On the other hand, the Aadhaar number is being seeded to all government databases – from lists of HIV patients, of rural citizens being offered 100 days of work, of students getting scholarships meant for specific social groups, of people with a bank account. Now in some sectors, such as banking, inter-agency sharing of data about clients is strictly regulated. But we increasingly have non-financial agencies playing crucial roles in the financial sector – from mobile wallets to peer-to-peer transaction to innovative credit ratings. Seeding of Aadhaar into all government and private databases would allow for easy and direct joining up of these databases by anyone who has access to them, and not at all by security agencies only.

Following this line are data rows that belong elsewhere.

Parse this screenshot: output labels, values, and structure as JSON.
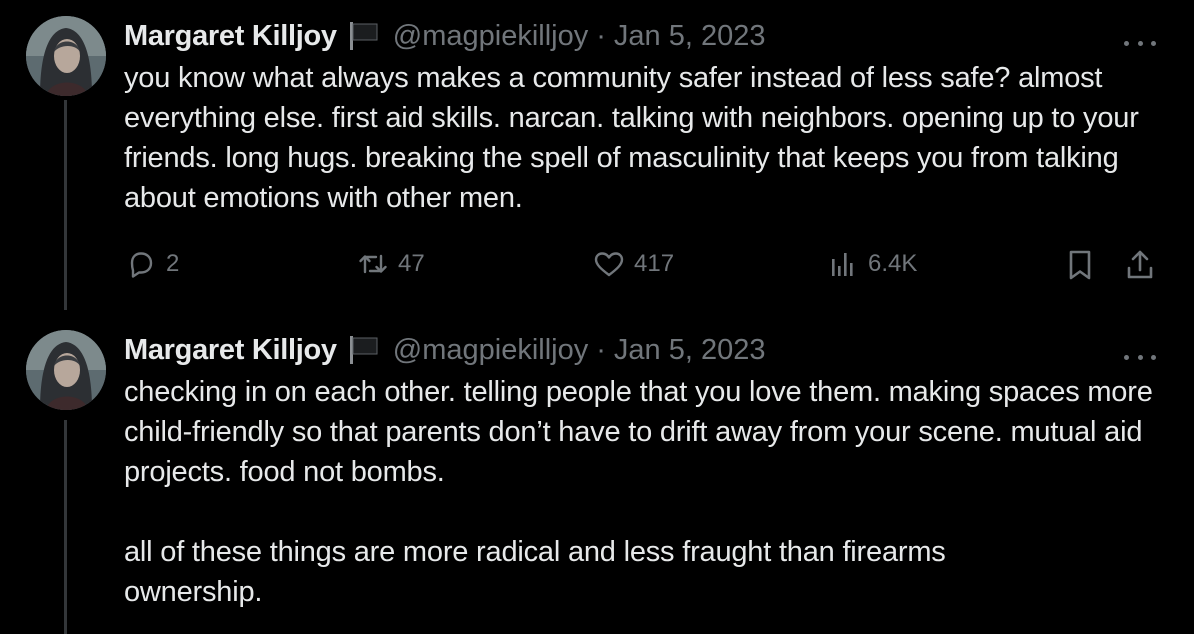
{
  "tweets": [
    {
      "author_name": "Margaret Killjoy",
      "handle": "@magpiekilljoy",
      "separator": "·",
      "date": "Jan 5, 2023",
      "paragraphs": [
        "you know what always makes a community safer instead of less safe? almost everything else. first aid skills. narcan. talking with neighbors. opening up to your friends. long hugs. breaking the spell of masculinity that keeps you from talking about emotions with other men."
      ],
      "replies": "2",
      "reposts": "47",
      "likes": "417",
      "views": "6.4K"
    },
    {
      "author_name": "Margaret Killjoy",
      "handle": "@magpiekilljoy",
      "separator": "·",
      "date": "Jan 5, 2023",
      "paragraphs": [
        "checking in on each other. telling people that you love them. making spaces more child-friendly so that parents don’t have to drift away from your scene. mutual aid projects. food not bombs.",
        "all of these things are more radical and less fraught than firearms ownership."
      ]
    }
  ],
  "icons": {
    "flag": "black-flag-icon",
    "more": "more-horizontal-icon",
    "reply": "reply-icon",
    "repost": "repost-icon",
    "like": "heart-icon",
    "views": "views-bar-chart-icon",
    "bookmark": "bookmark-icon",
    "share": "share-icon"
  },
  "colors": {
    "background": "#000000",
    "text": "#e7e9ea",
    "secondary": "#71767b",
    "thread_line": "#333639"
  }
}
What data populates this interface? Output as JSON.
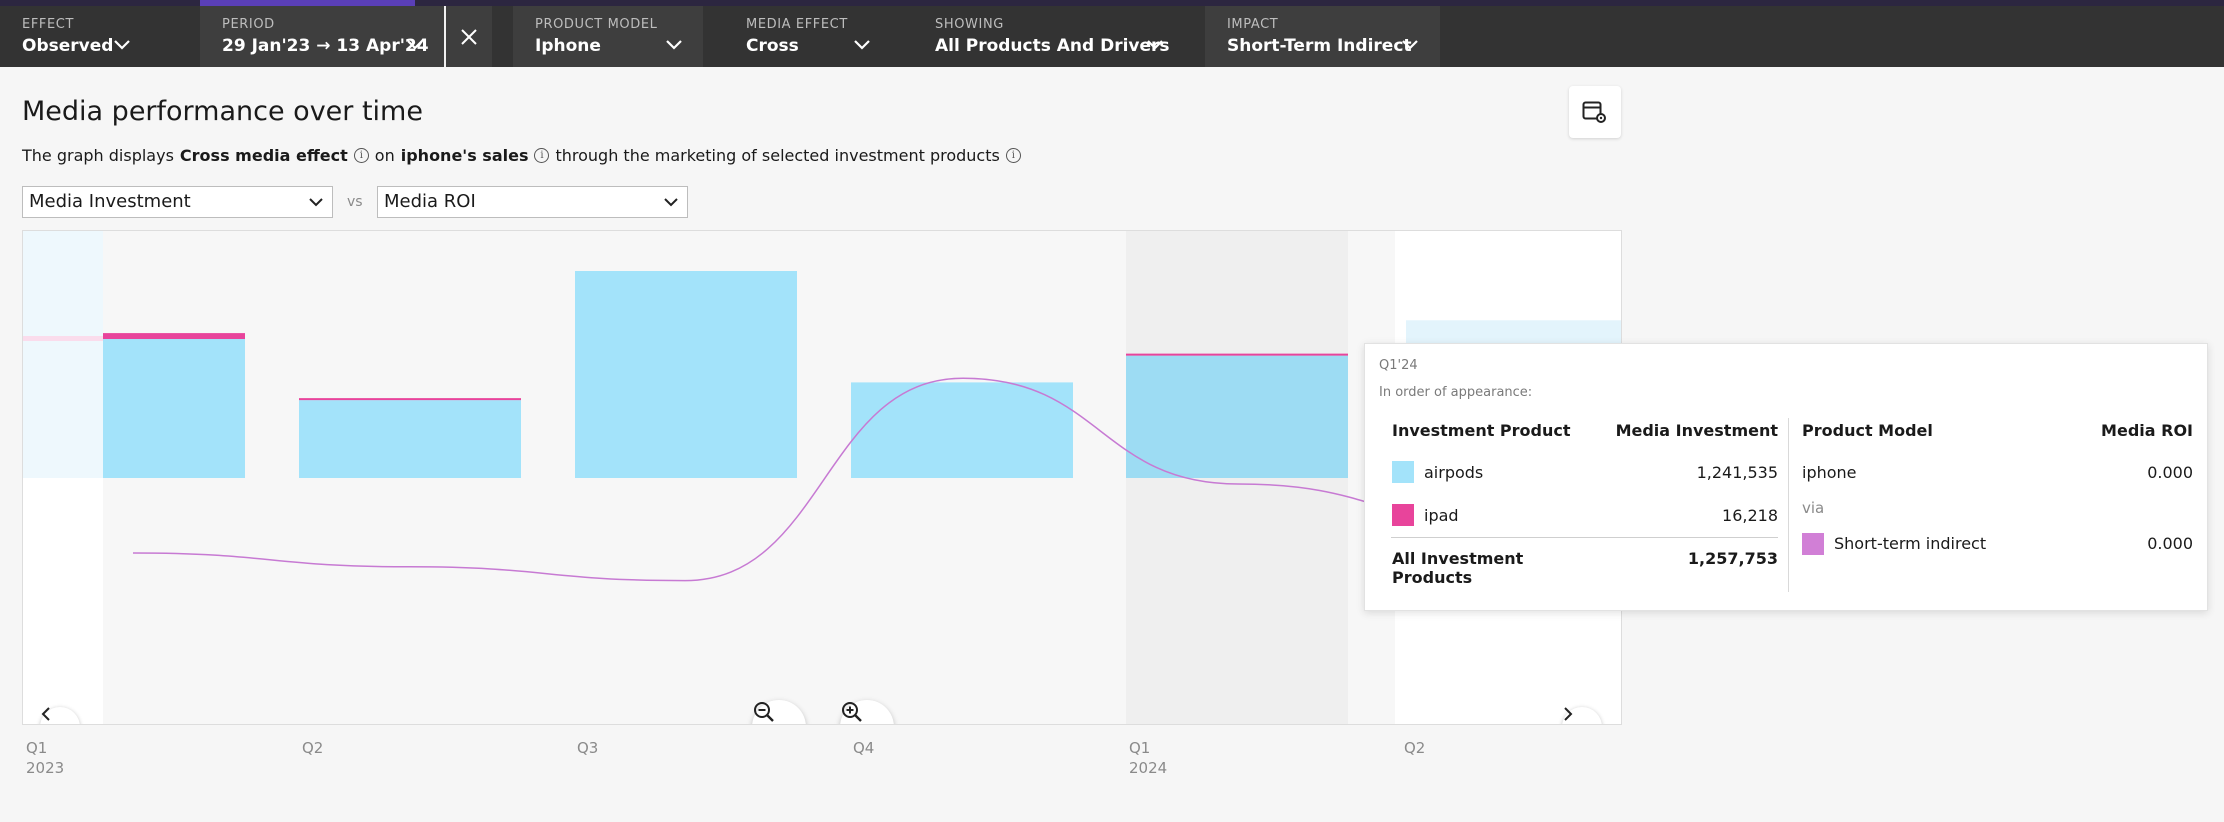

When it becomes publicly acceptable that the money bill route was a ‘remedial’ instrument to put the Rajya Sabha ‘back on track’, one cannot not wonder about what was being remedied by avoiding a public debate about the draft bill before it was presented in Lok Sabha. The answer is simple: welfare is the message, surveillance is the medium.
Acceptance and adoption of all medium requires a message, a content. The users are interested in the message. The message, however, is not the business. Think of Free Basics. Facebook wants people with none or limited access to internet to enjoy parts of the internet at zero data cost. Facebook does not provide the content that the users consume on such internet. The content is created by the users themselves, and also provided by other companies. Facebook own and control the medium, and makes money out of all content, including interactions, passing through it.
The UIDAI has set up a biometric data bank and related infrastructure to offer authentication-as-a-service. As the Bill clarifies, almost all agencies (public or private, national or global) can use this service to verify the identity of Indian residents. Unlike Facebook, the content of these services do not flow through the Aadhaar system. Nonetheless, Aadhaar keeps track of all ‘authentication records’, that is records of whose identity was authenticated by whom, when, and where. This database is gold (data) mine for security agencies in India, and elsewhere. Further, as more agencies use authentication based on Aadhaar numbers, it becomes easier for them to combine and compare databases with other agencies doing the same, by linking each line of transaction across databases using Aadhaar numbers.
Welfare is the message that the Aadhaar system is riding on. The message is only useful for the medium as far as it ensures that the majority of the user population are subscribing to it. Once the users are enrolled, or on-boarded, the medium enables flow of all kinds of messages, and tracking and monetisation (perhaps not so much in the case of UIDAI) of all those flows. It does not matter if the Aadhaar system is being introduced to remedy the broken parliamentary process, or the broken welfare distribution system. What matters is that the UIDAI is establishing the infrastructure for a universal surveillance system in India, and without a formal acknowledgement and legal framework for the same.
Sumandro Chattapadhyay works at the Centre for Internet and Society.